Mercedes chief Toto Wolff thinks Red Bull Powertrains has “Mount Everest to climb” as it introduces its 2026 Formula 1 power units – but he won’t underestimate its long-term chances.

After current partner Honda initially decided to pull out of F1 and a subsequent deal with Porsche failed to materialise, Red Bull’s former CEO Christian Horner decided the squad would go alone and produce its own engines at its Milton Keynes campus, with Ford eventually joining as a technical partner.

Red Bull recruited and invested heavily for the powertrains entity, joining Audi as new engine manufacturers for the 2026 era of regulations which will do away with the expensive and complicated MGU-H units, and place a bigger emphasis on electric energy from the MGU-K system.

Speaking to select media at the Dutch Grand Prix, including Autosport, Wolff said the “odds are against” his squad’s rivals to pull that challenge off, but also didn’t want to underestimate its commitment.

“My first answer would be that’s Mount Everest to climb, because our engine departments have grown over tens of years,” he said.

“Having said that, you can never underestimate anyone in this sport that has the firepower to build something from scratch with new ideas coming in, maybe different ways of thinking in terms of innovation and come out with a product that can be a surprise.”

Red Bull Ford Powertrains

Photo by: Red Bull Content Pool

Indeed, few observers are expecting Red Bull’s in-house engines to be on par with the likes of Mercedes and Ferrari from year one. But in order to avoid a huge disparity in engine performance across the grid, as last seen between 2014 and 2017 when Mercedes initially stole a march on the rest of the field and Honda struggled for years to become competitive, the FIA will introduce a safety net that will give manufacturers who are significantly behind for development headroom to catch up.

“The odds are against them, but it could be that for whatever reason it flies,” Wolff added. “And even if it doesn’t, our engine regulations state today that if you’re outside of two percent [three percent – ed] to the best power unit you have more dyno allocation. You can dig yourself out, but obviously that doesn’t happen over a race or two and doesn’t happen over a season. It needs a while to readjust itself.

“But it’s certainly a huge, huge challenge that they’ve given themselves by doing their own engine. But remember when they took the chassis team over, everybody joked that an energy drink company is trying to compete with Ferrari, Mercedes and McLaren in Formula 1. And they won at the end, so maybe we talk differently in five years.

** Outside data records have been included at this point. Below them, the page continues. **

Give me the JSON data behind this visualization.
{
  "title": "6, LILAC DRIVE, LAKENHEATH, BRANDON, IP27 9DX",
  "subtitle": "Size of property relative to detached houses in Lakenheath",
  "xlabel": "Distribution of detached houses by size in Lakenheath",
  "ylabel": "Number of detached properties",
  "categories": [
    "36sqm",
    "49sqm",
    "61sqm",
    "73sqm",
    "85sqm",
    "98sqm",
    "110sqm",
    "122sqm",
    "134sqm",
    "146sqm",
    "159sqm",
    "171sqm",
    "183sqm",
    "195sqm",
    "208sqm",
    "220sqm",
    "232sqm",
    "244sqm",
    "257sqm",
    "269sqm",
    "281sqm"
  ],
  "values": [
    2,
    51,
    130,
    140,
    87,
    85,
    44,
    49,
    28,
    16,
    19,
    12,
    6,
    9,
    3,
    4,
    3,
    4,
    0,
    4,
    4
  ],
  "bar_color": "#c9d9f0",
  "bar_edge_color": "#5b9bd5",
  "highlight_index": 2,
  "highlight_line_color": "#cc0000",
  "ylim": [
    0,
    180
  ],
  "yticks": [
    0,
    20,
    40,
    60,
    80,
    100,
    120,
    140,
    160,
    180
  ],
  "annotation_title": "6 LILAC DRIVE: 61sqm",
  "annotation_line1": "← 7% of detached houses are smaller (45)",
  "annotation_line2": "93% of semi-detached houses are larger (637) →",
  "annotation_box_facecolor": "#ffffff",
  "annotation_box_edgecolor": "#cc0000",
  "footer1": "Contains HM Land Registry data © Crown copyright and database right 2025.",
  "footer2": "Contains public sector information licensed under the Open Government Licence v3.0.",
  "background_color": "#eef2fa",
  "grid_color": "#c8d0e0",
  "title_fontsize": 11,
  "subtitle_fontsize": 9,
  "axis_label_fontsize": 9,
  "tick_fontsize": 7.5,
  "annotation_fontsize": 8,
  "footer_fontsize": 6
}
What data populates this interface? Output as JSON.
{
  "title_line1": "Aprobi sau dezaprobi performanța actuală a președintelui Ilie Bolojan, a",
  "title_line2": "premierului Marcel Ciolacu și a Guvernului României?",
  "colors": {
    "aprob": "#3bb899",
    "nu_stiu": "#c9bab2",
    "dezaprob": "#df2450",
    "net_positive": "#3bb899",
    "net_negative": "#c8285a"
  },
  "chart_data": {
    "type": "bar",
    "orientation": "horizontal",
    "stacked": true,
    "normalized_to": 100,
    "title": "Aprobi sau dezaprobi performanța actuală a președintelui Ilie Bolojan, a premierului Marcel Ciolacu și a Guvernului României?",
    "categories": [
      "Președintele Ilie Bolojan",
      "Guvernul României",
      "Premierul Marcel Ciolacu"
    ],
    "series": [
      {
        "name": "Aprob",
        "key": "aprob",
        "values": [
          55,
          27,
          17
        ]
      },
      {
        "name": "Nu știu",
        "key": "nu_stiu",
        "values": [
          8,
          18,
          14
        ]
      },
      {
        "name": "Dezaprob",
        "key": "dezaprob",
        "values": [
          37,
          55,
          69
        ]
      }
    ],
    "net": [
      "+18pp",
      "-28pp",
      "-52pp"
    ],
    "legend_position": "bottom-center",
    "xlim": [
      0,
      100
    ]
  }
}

“Because of the complexity of the engines today it is more difficult. But if the engine regulations in four or five years go to a V8 with a more conventional electric contribution [maybe it will be easier].”

The safety net concept in the 2026 power unit regulations is called ADUO, an acronym for Additional Development and Upgrade Opportunities, which stipulates that at regular intervals the power unit performance of all the manufacturers will be compared by the governing body. 

Those who have demonstrably fallen behind will then receive extra engine budget cap headroom, dyno hours and the ability to adjust their power unit homologation.

The first such calibration exercise will be performed after the first five grand prix weekends of 2026. The FIA is also working on a safety net for manufacturers who suffer serious reliability issues, which would be particularly crippling under the engine budget cap.